And every time I think of it, I’m reminded of an extraordinary book my husband and I read, called “Keeping Kids out of the Middle” by Ben Garber, a child psychologist.
I wish it was mandatory reading for parents who are divorcing.
The book’s purpose is to show parents the various ways they’re putting their kids in the middle by not co-parenting effectively, the damage it’s doing to the children, and how they can STOP doing it.
An interesting point is that when Dr. Garber describes co-parenting, he’s not only referring to the mother and father. He’s referring to every adult who “shares a critical interest in the child’s well-being.”
This addresses one of the core problems between moms and stepmoms; many times, mom doesn’t even want to acknowledge that the stepmom exists, much less is taking an active role in co-parenting her child.
But the fact remains, regardless of how the ex-spouse feels about this new person, the best thing for the child is to accept them as a co-parent. And do what you can to work WITH them, instead of against them.
We all know this isn’t easy, but it is what’s best for the child. And don’t we too often see parents saying they want what’s best for their child, but when it comes down to their actions, they’re unable to put their child’s interest ahead of their own?
And whether co-parents get to choose each other (nuclear family), despise each other (bitterly divorced) or don’t even know each other (ex-spouses new partner), if one can open their minds and hearts to the idea of co-parenting, their children will be better for it.
The book describes a parent’s responsibility as weaving a safety net for their children. In order to weave this safety net, parents need communication, compromise and cooperation.
The more there is of these, the tighter the safety net. The less there is of these, the more holes that appear in the safety net, and the more insecure the children will feel.
Funny thing about kids, even though it’s best for the child to have this tightly woven safety net, so he feels completely secure, if given the opportunity, the child will see how many holes he’s able to make in the net.

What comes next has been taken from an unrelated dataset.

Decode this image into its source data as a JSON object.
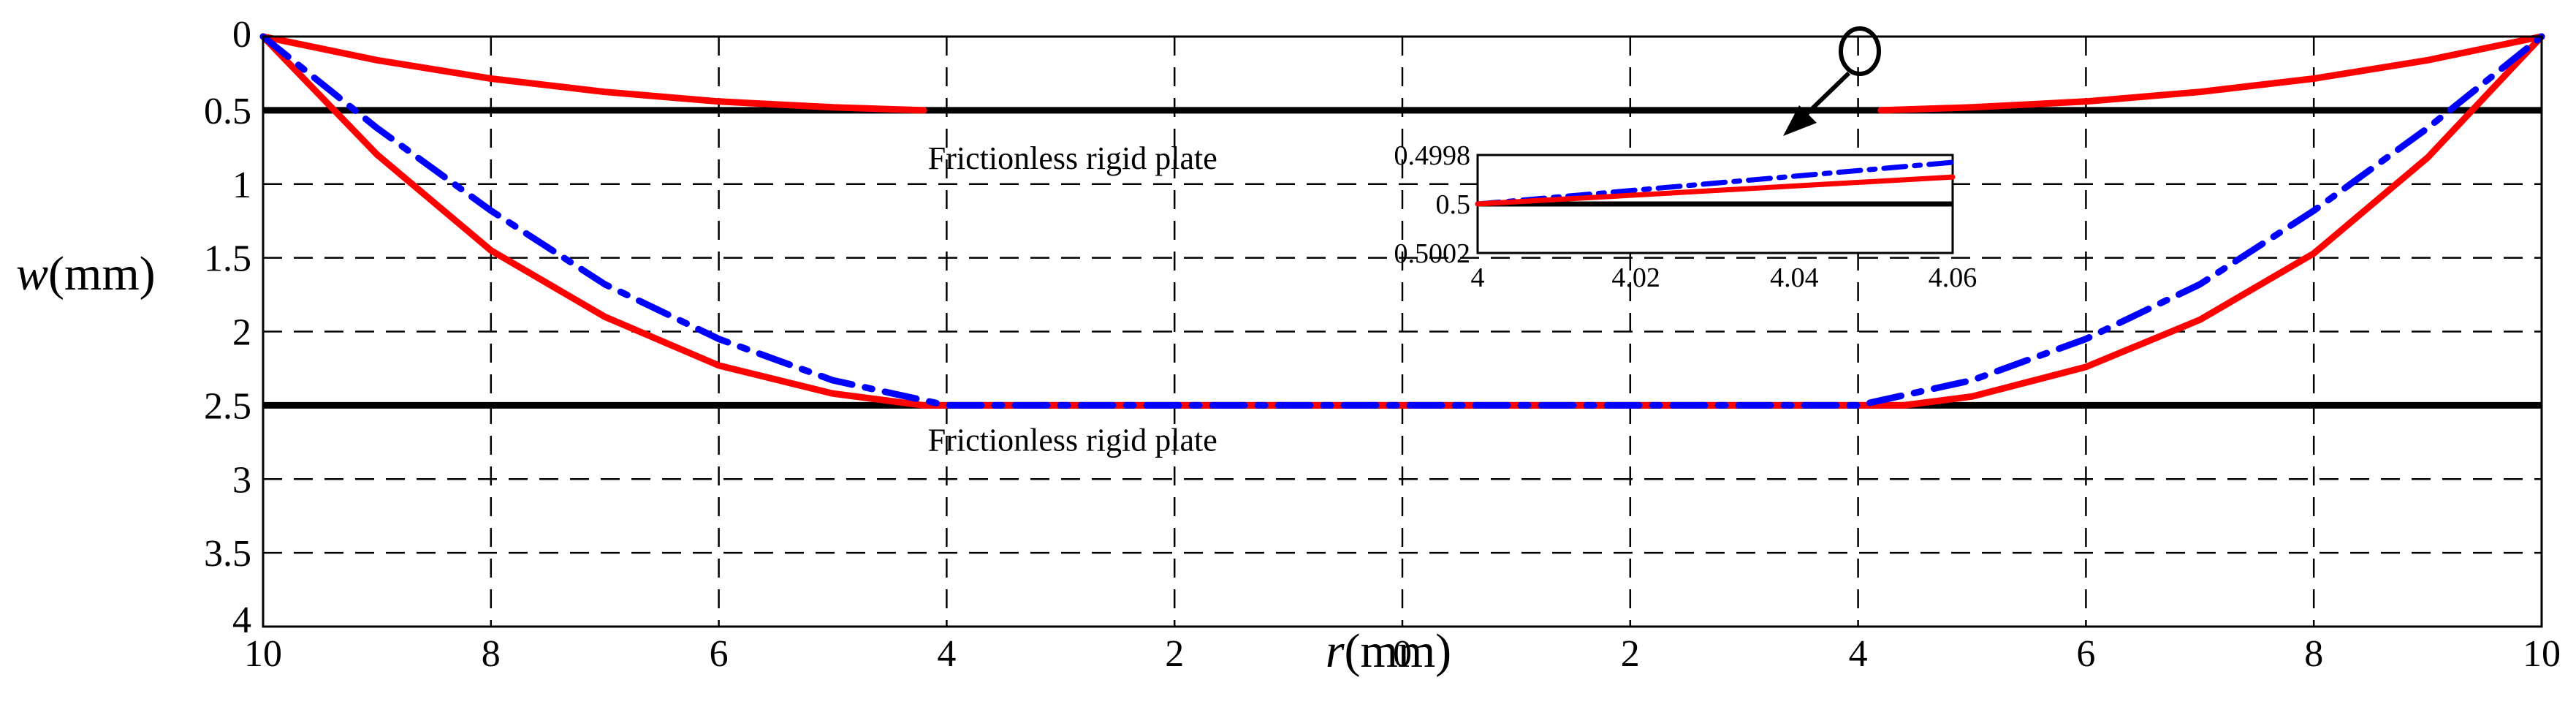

He will see what he can get away with. He will test limits.
If the parents react firmly and directly, he’ll learn where the limit is and even though he won’t be happy about it, he won’t cross it. He’ll feel reassured and secure.
But if parents act inconsistently and selfishly, the child will attempt to get away with as much as possible, all the while feeling “insecure and uncontained.”
Do you see this with your own children or your stepchildren?
So what does it take to co-parenting effectively?
At the very least, you need a healthy, adult relationship, which is a two way street. It’s defined by reciprocity, give and take. Are you currently experiencing that?
This is extremely important, because the way the child experiences the co-parenting relationship sets him up for all of his future relationships.
Without effective co-parenting, the child cannot learn:
- mutual respect
- shared intimacy
- respectful communication
- shared feelings
All of the above are required to sustain a healthy, adult relationship. If the child doesn’t witness this, he may be in for a future of troubled or failed relationships, continually reproducing the conflict-ridden, emotionally-unhealthy situation he experienced as a child.
What parent can bear the thought of that? Knowing their behavior is partially responsible for the challenges their child will face as an adult? I would guess not many, and yet…
One of the most important essential key elements to effective co-parenting, and probably one of the most challenging, is to always promote the child’s relationship with the other parent. (excluding situations that include abuse or violence)
This means speaking respectfully to and about the other parent.
This is extremely difficult when one parent has unresolved feelings towards the other. Or when one parent feels the other parent is trying to sabotage them and their relationship with the child.
But it’s all about taking the high road here, because if we’re looking at what’s in the child’s best interest, the adult’s feelings should never hinder the child’s relationship with the other parent.
The parent must also make his/her own well-being a priority. When parents take care of their own emotional and physical health, they are teaching the child, by example, to take good care of themselves.
And isn’t that a lesson we all wish we had learned long ago?
What’s your co-parenting experience like? What’s one small step you can take towards improving it?